Tip‐enhanced Raman spectroscopy (TERS) has emerged as a powerful tool for non‐destructive and label‐free correlative topographical and chemical imaging at the nanoscale, and overcomes the limitations of confocal optical microscopy, SRFM, and SPM.[12] In TERS, a metallic SPM probe placed in the focal spot of an excitation laser confines and enhances the electromagnetic field in the nanoscopic volume at the probe apex via a combination of localized surface plasmon resonance (LSPR) and lightening rod effect. Therefore, TERS combines the high spatial resolution of SPM with the chemical sensitivity of surface‐enhanced Raman spectroscopy providing molecular imaging at the nanometer length scales. With a high spatial resolution and sensitivity, TERS has been successfully used to investigate biological samples including cells,[13] proteins,[14] and biomembranes.[15] However, the reported TERS measurements sometimes required deuterium labelling and often suffered from poor spectral and imaging reproducibility, making interpretation difficult.

In this work, we use scanning tunneling microscopy (STM)‐TERS imaging to investigate the molecular organization of a dipalmitoylphosphatidylcholine (DPPC) monolayer on Au (111) prepared using LB technique. DPPC monolayers are an important constituent of pulmonary surfactants, which modulate surface tension of the lungs, stabilize alveolar collapse during expiration and minimize work required to expand the alveoli during inhalation.[16] On the alveolar surface, DPPC can assemble in either LC or liquid expanded (LE) phases. The phase transition from LC to LE and vice versa in DPPC monolayers enables modulation of the surface pressure, believed to maintain low surface tension during breathing.[16b, 16c, 17] Therefore, understanding molecular organization into distinctly different phases is key to fully comprehend the biological functions of DPPC monolayers.[18]

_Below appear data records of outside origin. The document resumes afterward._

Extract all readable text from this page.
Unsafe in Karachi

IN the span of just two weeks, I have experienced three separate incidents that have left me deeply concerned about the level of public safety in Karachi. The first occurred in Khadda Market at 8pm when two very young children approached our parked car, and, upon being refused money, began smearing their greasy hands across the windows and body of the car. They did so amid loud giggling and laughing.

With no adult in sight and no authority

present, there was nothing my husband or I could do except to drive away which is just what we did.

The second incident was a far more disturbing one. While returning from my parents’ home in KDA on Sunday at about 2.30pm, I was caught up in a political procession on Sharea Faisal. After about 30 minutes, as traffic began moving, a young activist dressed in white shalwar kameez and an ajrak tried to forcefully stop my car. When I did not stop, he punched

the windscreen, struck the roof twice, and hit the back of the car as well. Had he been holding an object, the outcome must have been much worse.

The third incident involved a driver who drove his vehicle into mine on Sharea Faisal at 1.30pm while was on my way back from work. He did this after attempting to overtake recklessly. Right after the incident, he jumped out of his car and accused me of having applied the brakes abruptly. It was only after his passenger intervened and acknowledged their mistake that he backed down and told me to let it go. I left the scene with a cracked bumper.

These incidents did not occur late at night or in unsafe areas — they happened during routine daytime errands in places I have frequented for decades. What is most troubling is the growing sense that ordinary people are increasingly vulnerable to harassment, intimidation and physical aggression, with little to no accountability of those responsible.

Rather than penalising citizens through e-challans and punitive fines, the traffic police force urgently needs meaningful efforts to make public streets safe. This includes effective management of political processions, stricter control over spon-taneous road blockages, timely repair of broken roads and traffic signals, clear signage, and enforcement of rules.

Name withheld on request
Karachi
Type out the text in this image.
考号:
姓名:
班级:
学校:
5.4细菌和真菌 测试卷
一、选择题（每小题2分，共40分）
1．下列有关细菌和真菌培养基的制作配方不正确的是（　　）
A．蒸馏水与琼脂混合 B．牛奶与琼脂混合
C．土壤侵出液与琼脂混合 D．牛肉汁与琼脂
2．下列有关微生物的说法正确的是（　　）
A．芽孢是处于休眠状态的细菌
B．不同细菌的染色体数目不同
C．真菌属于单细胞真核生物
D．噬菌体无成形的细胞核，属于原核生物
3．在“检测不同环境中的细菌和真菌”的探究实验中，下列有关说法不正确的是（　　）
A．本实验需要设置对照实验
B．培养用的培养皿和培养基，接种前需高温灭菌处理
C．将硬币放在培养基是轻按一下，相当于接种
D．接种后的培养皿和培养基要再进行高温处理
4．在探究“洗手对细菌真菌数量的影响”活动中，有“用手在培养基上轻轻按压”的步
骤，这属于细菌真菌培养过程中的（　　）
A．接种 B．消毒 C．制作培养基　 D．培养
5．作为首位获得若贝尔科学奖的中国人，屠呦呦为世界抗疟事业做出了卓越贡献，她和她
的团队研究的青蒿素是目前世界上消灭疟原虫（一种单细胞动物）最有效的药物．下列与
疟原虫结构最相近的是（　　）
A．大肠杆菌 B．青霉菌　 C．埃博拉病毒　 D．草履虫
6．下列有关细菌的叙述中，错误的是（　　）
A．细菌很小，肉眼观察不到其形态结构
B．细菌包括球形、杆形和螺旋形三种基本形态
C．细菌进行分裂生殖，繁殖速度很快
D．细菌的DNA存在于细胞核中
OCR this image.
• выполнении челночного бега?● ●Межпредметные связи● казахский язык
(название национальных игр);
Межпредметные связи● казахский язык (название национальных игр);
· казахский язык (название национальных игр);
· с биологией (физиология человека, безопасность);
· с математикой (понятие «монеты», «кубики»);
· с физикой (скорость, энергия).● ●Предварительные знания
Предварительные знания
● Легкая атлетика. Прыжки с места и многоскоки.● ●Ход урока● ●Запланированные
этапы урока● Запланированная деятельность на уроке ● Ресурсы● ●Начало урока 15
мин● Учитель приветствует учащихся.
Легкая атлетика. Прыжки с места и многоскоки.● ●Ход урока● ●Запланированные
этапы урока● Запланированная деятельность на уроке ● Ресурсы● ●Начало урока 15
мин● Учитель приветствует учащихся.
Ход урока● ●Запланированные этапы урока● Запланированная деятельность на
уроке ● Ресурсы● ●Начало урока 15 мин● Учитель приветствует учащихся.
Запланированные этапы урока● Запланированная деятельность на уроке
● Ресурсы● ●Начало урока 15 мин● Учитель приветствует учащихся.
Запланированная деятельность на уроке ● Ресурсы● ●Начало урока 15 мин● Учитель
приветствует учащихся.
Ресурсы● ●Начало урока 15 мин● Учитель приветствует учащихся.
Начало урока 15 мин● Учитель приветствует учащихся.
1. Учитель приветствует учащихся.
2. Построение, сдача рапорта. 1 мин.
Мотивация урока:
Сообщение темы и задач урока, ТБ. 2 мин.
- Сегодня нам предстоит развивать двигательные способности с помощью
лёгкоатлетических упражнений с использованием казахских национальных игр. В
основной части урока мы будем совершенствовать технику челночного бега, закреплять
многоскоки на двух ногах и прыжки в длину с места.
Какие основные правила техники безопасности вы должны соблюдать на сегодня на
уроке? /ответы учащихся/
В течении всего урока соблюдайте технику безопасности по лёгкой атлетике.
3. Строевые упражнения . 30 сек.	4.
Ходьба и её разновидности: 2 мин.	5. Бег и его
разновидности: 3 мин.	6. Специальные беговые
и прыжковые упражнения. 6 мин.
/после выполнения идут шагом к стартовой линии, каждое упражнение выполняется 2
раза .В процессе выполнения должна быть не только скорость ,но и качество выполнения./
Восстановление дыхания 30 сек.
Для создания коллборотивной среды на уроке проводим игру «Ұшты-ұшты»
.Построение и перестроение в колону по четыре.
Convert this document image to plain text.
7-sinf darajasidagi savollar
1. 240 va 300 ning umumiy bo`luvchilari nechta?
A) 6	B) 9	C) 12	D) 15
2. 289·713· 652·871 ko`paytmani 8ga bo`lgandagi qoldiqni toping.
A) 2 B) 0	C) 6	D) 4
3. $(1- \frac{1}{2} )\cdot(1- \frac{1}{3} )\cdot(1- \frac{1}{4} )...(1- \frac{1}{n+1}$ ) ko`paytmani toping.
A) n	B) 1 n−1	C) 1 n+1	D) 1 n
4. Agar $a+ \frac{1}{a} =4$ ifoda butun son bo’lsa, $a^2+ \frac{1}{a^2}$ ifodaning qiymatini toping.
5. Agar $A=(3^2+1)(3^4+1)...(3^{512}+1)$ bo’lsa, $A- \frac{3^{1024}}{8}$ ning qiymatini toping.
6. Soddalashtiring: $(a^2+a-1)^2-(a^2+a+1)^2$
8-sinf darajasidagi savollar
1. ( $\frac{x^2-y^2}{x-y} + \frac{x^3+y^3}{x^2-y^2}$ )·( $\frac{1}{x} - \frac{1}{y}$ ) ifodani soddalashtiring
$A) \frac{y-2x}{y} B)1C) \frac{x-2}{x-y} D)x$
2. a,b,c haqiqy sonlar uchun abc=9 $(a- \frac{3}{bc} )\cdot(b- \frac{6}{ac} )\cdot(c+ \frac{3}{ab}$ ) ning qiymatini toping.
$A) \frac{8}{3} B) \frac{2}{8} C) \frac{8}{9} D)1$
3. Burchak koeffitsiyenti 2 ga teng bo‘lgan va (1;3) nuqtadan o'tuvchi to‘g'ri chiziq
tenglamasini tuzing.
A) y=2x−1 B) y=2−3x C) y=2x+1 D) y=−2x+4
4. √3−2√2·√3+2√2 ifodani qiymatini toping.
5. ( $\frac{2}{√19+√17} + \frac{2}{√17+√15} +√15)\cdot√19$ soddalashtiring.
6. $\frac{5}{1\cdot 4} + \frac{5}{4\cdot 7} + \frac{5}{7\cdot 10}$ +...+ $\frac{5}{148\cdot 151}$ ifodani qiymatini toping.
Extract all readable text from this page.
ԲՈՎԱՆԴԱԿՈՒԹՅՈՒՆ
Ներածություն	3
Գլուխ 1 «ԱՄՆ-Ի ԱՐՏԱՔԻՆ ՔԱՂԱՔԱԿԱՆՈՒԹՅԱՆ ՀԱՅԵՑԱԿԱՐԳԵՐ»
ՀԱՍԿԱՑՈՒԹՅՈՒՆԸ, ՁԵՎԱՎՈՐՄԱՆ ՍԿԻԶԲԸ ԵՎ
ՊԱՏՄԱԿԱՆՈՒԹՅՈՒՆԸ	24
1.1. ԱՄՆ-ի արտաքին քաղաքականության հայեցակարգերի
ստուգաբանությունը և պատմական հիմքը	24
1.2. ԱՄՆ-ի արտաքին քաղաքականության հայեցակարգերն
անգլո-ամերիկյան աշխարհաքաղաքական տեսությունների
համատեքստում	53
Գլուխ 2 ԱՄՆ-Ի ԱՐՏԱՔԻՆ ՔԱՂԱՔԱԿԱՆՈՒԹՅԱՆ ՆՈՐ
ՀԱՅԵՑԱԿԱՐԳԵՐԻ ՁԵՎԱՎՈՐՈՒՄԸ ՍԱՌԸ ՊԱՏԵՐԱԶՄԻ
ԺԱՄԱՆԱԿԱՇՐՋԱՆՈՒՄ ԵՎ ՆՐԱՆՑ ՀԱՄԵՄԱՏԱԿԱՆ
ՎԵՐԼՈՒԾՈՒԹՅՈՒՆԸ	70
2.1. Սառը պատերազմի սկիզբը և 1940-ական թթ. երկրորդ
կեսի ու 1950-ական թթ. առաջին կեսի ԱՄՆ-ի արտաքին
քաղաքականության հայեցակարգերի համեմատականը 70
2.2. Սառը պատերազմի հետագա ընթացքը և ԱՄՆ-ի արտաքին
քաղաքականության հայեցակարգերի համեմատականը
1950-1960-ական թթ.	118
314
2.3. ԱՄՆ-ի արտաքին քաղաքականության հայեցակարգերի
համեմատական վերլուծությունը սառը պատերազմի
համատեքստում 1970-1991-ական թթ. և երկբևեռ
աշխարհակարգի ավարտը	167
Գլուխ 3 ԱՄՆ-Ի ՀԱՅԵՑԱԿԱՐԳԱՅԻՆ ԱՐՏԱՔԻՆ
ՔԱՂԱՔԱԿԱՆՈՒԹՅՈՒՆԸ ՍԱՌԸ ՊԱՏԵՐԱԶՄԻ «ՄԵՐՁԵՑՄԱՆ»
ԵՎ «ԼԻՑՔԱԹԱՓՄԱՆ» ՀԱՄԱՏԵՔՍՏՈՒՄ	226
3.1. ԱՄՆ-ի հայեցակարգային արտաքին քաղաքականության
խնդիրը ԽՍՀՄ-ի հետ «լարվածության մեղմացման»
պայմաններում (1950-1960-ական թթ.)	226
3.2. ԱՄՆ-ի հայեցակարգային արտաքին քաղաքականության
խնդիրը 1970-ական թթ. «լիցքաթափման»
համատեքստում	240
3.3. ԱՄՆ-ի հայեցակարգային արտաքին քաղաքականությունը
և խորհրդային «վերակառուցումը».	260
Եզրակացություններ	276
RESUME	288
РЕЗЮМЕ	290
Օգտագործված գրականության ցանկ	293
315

Herein, we demonstrate that TERS is an effective analytical tool for nanoscale chemical characterization of a DPPC monolayer supported on Au (111), providing molecular insights that cannot be obtained using conventional analytical techniques. Reproducible TERS spectra with a significantly better signal‐to‐noise ratio than reported to date were obtained via careful optimization of DPPC monolayer preparation, plasmonically active and robust TERS probes, and experimental protocols. The high‐quality TERS spectral data allowed a direct correlation of STM topography and TERS images of a DPPC monolayer for the first time. TERS imaging also revealed the presence of nanoscopic holes within the continuous DPPC monolayers,[19] which have not been spectroscopically observed before. Finally, the high sensitivity and spatial resolution of TERS allowed reproducible hyperspectral visualization of molecular disorder within DPPC monolayers. These results demonstrate that TERS is a promising tool to investigate the molecular organization of lipid membranes at nanometer length scales in a non‐destructive and label‐free fashion.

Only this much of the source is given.